To comply with the buyer suitability requirements of the European competition rules, ThyssenKrupp has entered into an agreement to divest its 29.9% shareholding in Outokumpu to a group of institutional investors. Guido Kerkhoff, CFO of ThyssenKrupp, steps down from the Outokumpu board of directors as of November 30, 2013. In connection with the divestment by ThyssenKrupp, Solidium has agreed to acquire a part of the shares resulting in an increase of its ownership in Outokumpu from its current level of 21.8% to 29.9%. Similarly, Ahlström Capital has agreed to acquire shares representing 5.1% of all shares in Outokumpu.

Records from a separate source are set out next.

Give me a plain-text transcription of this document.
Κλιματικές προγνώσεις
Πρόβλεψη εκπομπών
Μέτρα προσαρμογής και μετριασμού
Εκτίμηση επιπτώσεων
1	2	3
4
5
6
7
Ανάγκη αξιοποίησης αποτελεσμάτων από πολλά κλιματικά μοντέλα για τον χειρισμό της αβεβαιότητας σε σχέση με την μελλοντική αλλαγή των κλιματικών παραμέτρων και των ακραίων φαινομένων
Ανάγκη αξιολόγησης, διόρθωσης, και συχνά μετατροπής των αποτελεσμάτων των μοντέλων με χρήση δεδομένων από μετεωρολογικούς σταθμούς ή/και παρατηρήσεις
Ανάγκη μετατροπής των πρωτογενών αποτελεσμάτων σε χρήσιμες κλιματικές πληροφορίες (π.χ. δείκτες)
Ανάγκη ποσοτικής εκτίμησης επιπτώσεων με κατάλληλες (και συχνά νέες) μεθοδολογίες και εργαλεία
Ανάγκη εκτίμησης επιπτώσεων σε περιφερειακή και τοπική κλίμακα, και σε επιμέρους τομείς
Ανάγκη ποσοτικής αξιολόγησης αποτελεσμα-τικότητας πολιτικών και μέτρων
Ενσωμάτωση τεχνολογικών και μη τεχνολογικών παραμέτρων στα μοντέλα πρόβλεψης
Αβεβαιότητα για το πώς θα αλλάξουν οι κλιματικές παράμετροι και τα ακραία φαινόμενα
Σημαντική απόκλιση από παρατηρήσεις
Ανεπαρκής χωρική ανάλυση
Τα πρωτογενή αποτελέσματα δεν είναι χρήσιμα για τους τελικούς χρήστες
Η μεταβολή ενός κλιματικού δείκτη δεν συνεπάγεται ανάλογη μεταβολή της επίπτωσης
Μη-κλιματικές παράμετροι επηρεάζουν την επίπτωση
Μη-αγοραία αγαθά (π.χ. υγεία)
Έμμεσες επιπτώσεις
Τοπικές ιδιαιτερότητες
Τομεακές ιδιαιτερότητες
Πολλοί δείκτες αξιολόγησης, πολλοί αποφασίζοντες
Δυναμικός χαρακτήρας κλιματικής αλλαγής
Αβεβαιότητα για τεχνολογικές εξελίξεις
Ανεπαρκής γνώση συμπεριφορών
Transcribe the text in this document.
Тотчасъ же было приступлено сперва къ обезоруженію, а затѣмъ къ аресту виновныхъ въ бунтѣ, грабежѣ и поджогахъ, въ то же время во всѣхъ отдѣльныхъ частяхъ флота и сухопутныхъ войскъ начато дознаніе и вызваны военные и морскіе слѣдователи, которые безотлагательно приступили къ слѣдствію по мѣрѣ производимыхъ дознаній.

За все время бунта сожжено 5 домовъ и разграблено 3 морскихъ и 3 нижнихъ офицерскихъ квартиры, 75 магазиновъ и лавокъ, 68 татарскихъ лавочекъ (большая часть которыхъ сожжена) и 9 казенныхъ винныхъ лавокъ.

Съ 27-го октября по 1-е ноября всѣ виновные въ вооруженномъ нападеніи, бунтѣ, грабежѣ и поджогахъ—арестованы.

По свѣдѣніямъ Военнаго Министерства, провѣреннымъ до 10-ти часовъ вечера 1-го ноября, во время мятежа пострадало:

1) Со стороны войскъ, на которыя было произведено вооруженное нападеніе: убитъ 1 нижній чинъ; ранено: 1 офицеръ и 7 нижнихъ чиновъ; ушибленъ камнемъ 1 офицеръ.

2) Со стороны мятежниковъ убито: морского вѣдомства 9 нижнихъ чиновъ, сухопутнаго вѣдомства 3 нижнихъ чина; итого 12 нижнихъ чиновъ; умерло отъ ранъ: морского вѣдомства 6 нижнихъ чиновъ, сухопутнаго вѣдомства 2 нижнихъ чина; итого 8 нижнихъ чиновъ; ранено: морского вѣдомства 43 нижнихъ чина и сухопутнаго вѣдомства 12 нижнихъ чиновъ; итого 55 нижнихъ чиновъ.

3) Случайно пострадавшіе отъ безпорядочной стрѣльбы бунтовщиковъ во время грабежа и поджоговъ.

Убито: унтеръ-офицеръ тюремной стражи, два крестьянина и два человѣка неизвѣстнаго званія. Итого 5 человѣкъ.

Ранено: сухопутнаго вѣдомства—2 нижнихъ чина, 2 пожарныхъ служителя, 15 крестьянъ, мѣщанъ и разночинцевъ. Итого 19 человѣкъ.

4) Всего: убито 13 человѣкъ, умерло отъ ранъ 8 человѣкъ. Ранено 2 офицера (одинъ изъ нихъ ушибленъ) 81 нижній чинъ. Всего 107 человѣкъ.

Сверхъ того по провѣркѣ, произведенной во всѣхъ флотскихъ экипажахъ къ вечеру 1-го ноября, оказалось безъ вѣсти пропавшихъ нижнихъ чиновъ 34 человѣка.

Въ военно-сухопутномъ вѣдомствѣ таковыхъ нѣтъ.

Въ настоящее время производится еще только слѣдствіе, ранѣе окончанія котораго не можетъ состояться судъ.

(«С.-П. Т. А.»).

The divestment of Outokumpu shares by ThyssenKrupp to Solidium and other institutional investors has been made on the condition that such investors commit to subscribe for new Outokumpu shares issuable in the planned rights issue both with rights allocated to the shares purchased from ThyssenKrupp and with rights allocated to any existing shares in Outokumpu that they may hold thereby securing their participation in the rights issue. The sales of Outokumpu shares by ThyssenKrupp and the related commitments are conditional on the transaction between Outokumpu and ThyssenKrupp being completed.

A group of Outokumpu’s banks have committed to the term sheet for a new EUR 500 million syndicated loan facility for Outokumpu with a maturity of 3 years. In addition, Outokumpu will seek amendments to the terms of its existing financing arrangements including extension of their maturities until 2017.

Seitovirta: “The announced divestures and capital measures will significantly strengthen our balance sheet and liquidity. With these measures, we are also addressing the negative impact of the adverse economic conditions in the year 2013 and EU’s remedy decision. We will now have the balance sheet strength that enables us to focus all our efforts to achieve the targets originally set for the Inoxum acquisition and reinforcing our position as the global leader in stainless steel. Our goal remains firmly to return Outokumpu to profitability and put us in a position to reduce our debt and pay dividends to our shareholders. To achieve this, we will continue the decisive implementation of the industrial restructuring that will deliver annual cost savings of EUR 450 million in 2017, out of which EUR 380 million will be achieved already in 2015 and leverage on the investments made at Calvert in the United States and in the Ferrochrome operations in Finland. We expect our Coil Americas business to reach break-even EBITDA for full year 2014 driven by the continued ramp-up of the Calvert facility.”

Conditions and timeline

The transaction has been approved by the boards of Outokumpu and ThyssenKrupp and is supported by Outokumpu’s senior lenders and major shareholders. Completion of the transaction is subject to regulatory approvals and customary closing conditions, including approval by the European Commission. It is also subject to the successful completion of Outokumpu’s refinancing measures, approval by Outokumpu’s extraordinary shareholder meeting and consent by the relevant lenders of Outokumpu.

Outokumpu plans to have an extraordinary shareholder meeting during the first quarter of 2014. Closing of the transaction is expected to take place during the first quarter of 2014. The company aims to implement the planned EUR 650 million rights issue after the closing of the transaction with ThyssenKrupp. The irrevocable commitments and the underwriting referred to in this announcement are conditional on, amongst other things, completion of the divestment of the Terni remedy assets and VDM to ThyssenKrupp.

Outokumpu’s financial advisor is Perella Weinberg Partners. For the VDM transaction J.P.Morgan acted as Co-advisor and BNP Paribas was the financial advisor for the Terni divestment.